LETTRE II

LA BELGE


Les communiqués militaires sont des rébus : malgré leur brouillard, nous sommes certains que « ça va bien ».

Pourquoi ? Est-ce à raison des nombreux civils, plus ou moins de la huppe, qui félicitent les généraux et soldats, et la tactique et la stratégie ? Non, n’est-ce pas ? Quand les aveugles jabotent sur la peinture, la vitrerie marche et c’est tout.

Ça va bien parce que Joffre l’a dit. Lui qui boucle sa babillarde à clef, double tour, fermeture Fichet, il l’a dit tout de même.

C’est comme si le kaiser était knock out.

Ah ! on le croit, on l’aime, notre général. On lui donne des tas de noms qui pavoisent un homme mieux que des décorations : Génie taciturne ; Sauveur de la France ; Frangin de Jeanne d’Arc ; une litanie, quoi ; chacun lui reconnaissant le titre qu’il préfère.

Mais tout cela, c’est de la gloire ; moi, je vois en lui bien plus encore ; je vois le Français qui, de nous tous, a le plus souffert.

Un copain, un automobiliste, m’avait introduit dans la cour de l’hôpital de R… où j’ai pigé l’idée en question.

— Va zyeuter la chapelle, Gavroche, conseille le camarade.

Je prends ma course. Ah ! cet autel avec ses cierges parmi les fleurs ; un jardin où il aurait poussé des étoiles.

Et des drapeaux, bleu, blanc, rouge, le symbole de la France, comme a dit l’autre ; de la France marchant au progrès, le front dans l’azur et les pieds dans le sang.

Une petite toux grelotte à ma gauche. Dans la direction du rhume, je distingue une forme de femme.

Qu’est-ce qu’elle bibelote.

Je suis curieux comme un flic gradé. Sur le bi du bout des ripatons, j’arrive derrière elle.

En avant, dressé contre l’accoudoir d’un prie-Dieu, un portrait de Joffre, grandeur nature, et formant un encadrement en médaillon, la personne colorie des drapeaux alliés : Belgique, Russie, Angleterre, Serbie, France, Italie.

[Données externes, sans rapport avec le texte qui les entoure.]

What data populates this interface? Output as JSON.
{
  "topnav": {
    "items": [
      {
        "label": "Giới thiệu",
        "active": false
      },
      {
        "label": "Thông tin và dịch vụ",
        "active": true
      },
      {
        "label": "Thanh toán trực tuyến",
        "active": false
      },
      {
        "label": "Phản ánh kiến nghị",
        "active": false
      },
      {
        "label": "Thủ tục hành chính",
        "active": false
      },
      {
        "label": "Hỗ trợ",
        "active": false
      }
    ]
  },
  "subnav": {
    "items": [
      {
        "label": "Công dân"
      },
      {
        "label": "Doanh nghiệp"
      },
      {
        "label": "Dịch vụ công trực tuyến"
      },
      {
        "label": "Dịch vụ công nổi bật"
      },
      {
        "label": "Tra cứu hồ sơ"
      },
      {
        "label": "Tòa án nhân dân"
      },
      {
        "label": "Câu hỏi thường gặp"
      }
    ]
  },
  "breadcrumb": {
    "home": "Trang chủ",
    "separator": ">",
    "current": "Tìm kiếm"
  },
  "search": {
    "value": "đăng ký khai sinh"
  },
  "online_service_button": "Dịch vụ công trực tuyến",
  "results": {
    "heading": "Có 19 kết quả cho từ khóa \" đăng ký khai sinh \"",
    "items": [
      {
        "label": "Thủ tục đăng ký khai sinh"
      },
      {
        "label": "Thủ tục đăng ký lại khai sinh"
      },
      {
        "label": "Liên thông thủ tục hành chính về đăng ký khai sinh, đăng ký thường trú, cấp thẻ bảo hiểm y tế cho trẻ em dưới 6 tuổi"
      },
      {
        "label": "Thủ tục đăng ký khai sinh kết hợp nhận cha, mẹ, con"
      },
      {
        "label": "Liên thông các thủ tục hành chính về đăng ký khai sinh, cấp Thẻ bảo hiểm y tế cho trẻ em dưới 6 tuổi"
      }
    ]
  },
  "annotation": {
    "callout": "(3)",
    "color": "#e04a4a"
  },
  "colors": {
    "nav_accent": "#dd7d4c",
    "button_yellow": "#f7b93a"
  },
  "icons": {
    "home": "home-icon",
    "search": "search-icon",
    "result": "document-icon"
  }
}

Mais c’est pas ça qui me coupe en tranches.

Elle a des manchettes blanches, la petite dame ; seulement, de ces manchettes sortent, au lieu de mains, des sortes de pinces nickelées qui tiennent le pinceau et la palette-godet de porcelaine.

Il y a des moments où on est bête comme le bitume. Je me confie.

— Enfoncés les gants… c’est pas si économique que la chaussure.

Idiot, pas ? Je l’avoue par pénitence comme on dit.

La peintresse se retourne. Une jolie figure ronde un peu pâle, des yeux comme les bluets de la plaine Saint-Denis. Elle montre ses pinces de métal :

— Ça est l’ouvrage des Prussiens, savez-vous.

Et sans hausser le ton, avec cette placidité étonnante des Belges, elle continue :

— Je domiciliais à Charleroi. Ils sont venus prendre le père pour le fusiller. Je le cramponnais avec toute ma force afin de le retenir. L’officier, il avait son sabre ; il a profité avec pour couper mes mains.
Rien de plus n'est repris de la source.